A summary of our informal set of quantum mechanical principles:
(Superposition) If a quantum system can be in two basic states \(\ket{0}\) and \(\ket{1}\), then it can also be in a superposition \(\alpha \ket{0} + \beta \ket{1}\) where \(\alpha,\beta\) are complex numbers and \(\abs{\alpha}^2 + \abs{\beta}^2 = 1\).
This makes the set of quantum states of (discrete) quantum system into a finite-dimensional complex vector space. A \(d\)-dimensional quantum state is therefore a unit vector \(\ket{\psi} \in \C^d\).
(Measurement) If \(\ket{v_1},\ldots,\ket{v_d}\) is an orthornormal basis of \(\C^d\) and
\[\ket{\psi} = \beta_1 \ket{v_1} + \cdots + \beta_d \ket{v_d}\]is a quantum state, then measuring \(\ket{\psi}\) in this basis yields outcome “\(\ket{v_j}\)” with probability \(\abs{\beta_j}^2\), and in this case \(\ket{\psi}\) collapses to the state \(\ket{v_j}\).
(Unitary evolution) If \(U\) is a \(d \times d\) unitary matrix and \(\ket{\psi} \in \mathbb{C}^d\) is a quantum state, then one can “physically” realize the new state \(U \ket{\psi}\).

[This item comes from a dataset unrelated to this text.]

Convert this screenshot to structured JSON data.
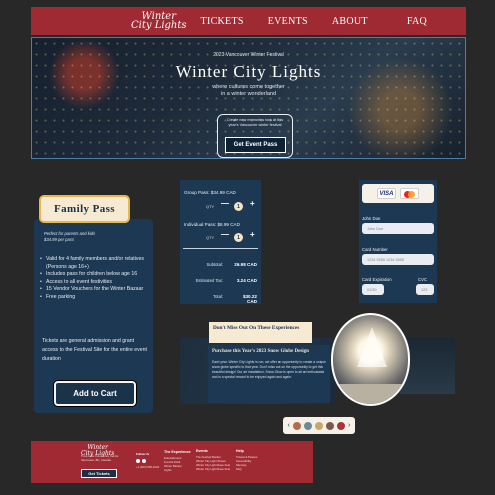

(Composing quantum systems) If \(\ket{\psi} \in \C^d\) and \(\ket{\phi} \in \C^{d'}\) are independent quantum states, then their joint state is given by \(\ket{\psi} \otimes \ket{\phi} \in \C^{d \times d'}\).
(Evolution of subsystems) Suppose that \(\ket{\psi} \in \C^{m} \otimes \C^n\) is a quantum state. Recall that we can write \(\ket{\psi} = \sum_{j=1}^m \sum_{k=1}^n \alpha_{jk} \ket{j_A}\ket{k_B},\) since \(\{\ket{1_A},\ldots,\ket{m_A}\}\) is an orthornormal basis for \(\C^m\), and \(\{\ket{1_B},\ldots,\ket{n_B}\}\) is an orthornormal basis for \(\C^n\). And \(\ket{a}\ket{b}\) is shorthand for the tensor product \(\ket{a} \times \ket{b}\).
Suppose now that \(U \in \C^{m \times m}\) is a unitary matrix operating only on the first subsystem. Then the evolution of \(\ket{\psi}\) is given by
\[(U \otimes I) \ket{\psi} = \sum_{j=1}^m \sum_{k=1}^n \alpha_{jk} (U \ket{j_A}) \otimes \ket{k_B},\]where \(I\) is the \(n \times n\) identity matrix.
(Marginalizing quantum systems) For this, we need the notion of density matrices and the partial trace (these will come nearer the end of the course).